Malgré le fait que j’allais à deux à l’heure dans ma prière quotidienne, je tenais bon. J’essayais de ne pas trop me décourager en me disant qu’il serait bon si je demandais à l’homme aux deals, si, lors de sa prochaine visite, il pouvait m’indiquer les prières prioritaires, parce que vue la longueur, je n’allais pas m’en sortir tout seul.

Quand le jeudi soir j’avais ouvert la porte, ce n’était pas sans une certaine fierté que j’avais tenu ma promesse ô combien difficile.

Ce soir-là, ma mère avait préféré s’éclipser dans le salon, et c’est avec bonheur que Dylan est venu s'asseoir à côté de nous pour lui aussi écouter et poser des questions.
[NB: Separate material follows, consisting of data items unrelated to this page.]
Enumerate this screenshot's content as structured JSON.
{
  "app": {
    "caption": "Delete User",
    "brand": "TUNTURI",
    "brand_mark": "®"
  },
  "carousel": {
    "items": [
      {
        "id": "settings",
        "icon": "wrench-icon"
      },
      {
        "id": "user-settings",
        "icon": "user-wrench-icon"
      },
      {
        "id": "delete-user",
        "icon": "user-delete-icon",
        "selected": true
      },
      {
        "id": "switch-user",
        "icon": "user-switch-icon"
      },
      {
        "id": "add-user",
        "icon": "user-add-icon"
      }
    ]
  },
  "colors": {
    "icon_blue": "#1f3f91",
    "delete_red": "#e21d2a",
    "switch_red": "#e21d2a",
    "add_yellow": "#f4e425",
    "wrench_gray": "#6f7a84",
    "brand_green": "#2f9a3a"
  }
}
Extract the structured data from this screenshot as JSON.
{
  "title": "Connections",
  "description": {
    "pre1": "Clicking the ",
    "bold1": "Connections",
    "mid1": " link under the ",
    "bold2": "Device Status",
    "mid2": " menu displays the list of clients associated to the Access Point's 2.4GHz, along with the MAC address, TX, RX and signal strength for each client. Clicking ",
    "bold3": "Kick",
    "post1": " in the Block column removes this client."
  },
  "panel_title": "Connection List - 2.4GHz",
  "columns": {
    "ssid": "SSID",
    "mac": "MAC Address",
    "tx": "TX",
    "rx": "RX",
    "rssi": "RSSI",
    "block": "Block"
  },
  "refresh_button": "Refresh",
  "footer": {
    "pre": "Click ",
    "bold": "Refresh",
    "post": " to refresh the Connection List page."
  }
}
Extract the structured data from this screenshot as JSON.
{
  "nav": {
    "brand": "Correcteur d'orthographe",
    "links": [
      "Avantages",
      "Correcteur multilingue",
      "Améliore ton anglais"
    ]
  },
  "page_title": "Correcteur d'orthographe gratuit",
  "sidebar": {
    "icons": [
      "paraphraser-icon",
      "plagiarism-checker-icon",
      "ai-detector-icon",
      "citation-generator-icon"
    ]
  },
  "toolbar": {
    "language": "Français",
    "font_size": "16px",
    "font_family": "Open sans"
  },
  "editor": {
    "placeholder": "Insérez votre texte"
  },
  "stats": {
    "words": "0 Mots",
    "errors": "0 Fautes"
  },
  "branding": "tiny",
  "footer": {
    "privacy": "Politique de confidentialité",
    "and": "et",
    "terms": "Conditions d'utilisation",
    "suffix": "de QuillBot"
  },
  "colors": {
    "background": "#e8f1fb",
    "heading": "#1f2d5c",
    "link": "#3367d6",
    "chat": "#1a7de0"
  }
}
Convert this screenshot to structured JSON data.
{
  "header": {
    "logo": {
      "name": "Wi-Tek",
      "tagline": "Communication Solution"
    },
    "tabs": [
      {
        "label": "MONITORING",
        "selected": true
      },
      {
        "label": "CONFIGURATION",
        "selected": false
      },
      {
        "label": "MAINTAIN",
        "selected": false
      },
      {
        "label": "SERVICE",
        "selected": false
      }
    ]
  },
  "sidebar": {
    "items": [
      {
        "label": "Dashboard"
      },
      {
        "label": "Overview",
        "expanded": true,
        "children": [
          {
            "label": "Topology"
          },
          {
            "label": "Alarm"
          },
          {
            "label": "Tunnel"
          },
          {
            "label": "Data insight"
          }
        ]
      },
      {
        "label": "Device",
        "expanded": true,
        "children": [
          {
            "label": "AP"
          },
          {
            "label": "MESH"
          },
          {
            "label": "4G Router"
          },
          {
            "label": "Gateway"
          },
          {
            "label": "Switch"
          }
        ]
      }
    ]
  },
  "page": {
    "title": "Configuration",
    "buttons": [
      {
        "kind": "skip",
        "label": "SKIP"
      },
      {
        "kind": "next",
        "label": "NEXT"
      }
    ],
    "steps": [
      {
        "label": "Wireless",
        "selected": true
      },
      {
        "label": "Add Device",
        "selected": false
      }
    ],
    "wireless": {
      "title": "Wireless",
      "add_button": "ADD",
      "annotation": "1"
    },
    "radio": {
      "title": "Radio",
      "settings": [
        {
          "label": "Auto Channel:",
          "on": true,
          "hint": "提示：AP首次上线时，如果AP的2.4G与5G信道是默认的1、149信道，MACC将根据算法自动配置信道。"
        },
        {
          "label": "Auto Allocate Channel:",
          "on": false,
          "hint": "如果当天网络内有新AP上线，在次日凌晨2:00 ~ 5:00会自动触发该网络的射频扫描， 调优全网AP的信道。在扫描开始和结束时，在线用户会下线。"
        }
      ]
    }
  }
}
Une fois le cours fini, le Rav me demandait si je voulais passer une nouvelles fois Chabbath chez lui. Bien que la proposition fut très alléchante, je déclinai l’offre car j’avais une autre idée en tête.

Comme j’avais bien avancé dans la révision de mes examens, je voulais innover en essayant de recréer cette atmosphère incroyable que j’avais senti chez les Levincht.

C’est ainsi que, le vendredi matin, j’ai proposé à ma mère de lui faire les courses et de cuisiner avec elle. Elle était tellement surprise qu’elle a pris ma température pour être sûre que je n’étais pas malade.

Même ma sœur qui passait par là était stupéfaite de ma proposition. Ce qui faisait que nous nous sommes tous mis à préparer en famille le repas du Chabbath.

Ma mère était aux anges de nous voir tous participer et de mettre littéralement la main à la pâte. C’était bizarre de nous voir tous réunis dans la cuisine, mais c’était aussi un moment magique.

Quand ce soir-là mon père est rentré bien après l’heure des bougies, quand il a posé les yeux sur la table remplie de mets succulents, confectionnés par nos soins, j’ai cru que ses yeux allaient sortir de leurs orbites. Alors ok, la télé était toujours allumée, mais le sourire de mon père a éclipsé ce son qui martelait mon âme.

Pour la première fois de nos vies, mes parents ne se sont pas disputés. Beverly, Dylan et moi passions un moment sans cris, sans agressivité, un simple repas de partage dans la bonne humeur.

Ce n’était que le début d’une nouvelle vie qui commençait. Je savais que le chemin vers la Téchouva, même si à l’époque je ne connaissais pas ce mot, allait être semé d'embûches et qu’il allait me falloir trouver beaucoup de force pour corriger mon comportement pour devenir celui que je suis aujourd’hui.

C’est pour cela que le mois d’après, j’ai dû prendre une décision sans équivoque qui allait bouleverser ma vie et celle de toute ma famille.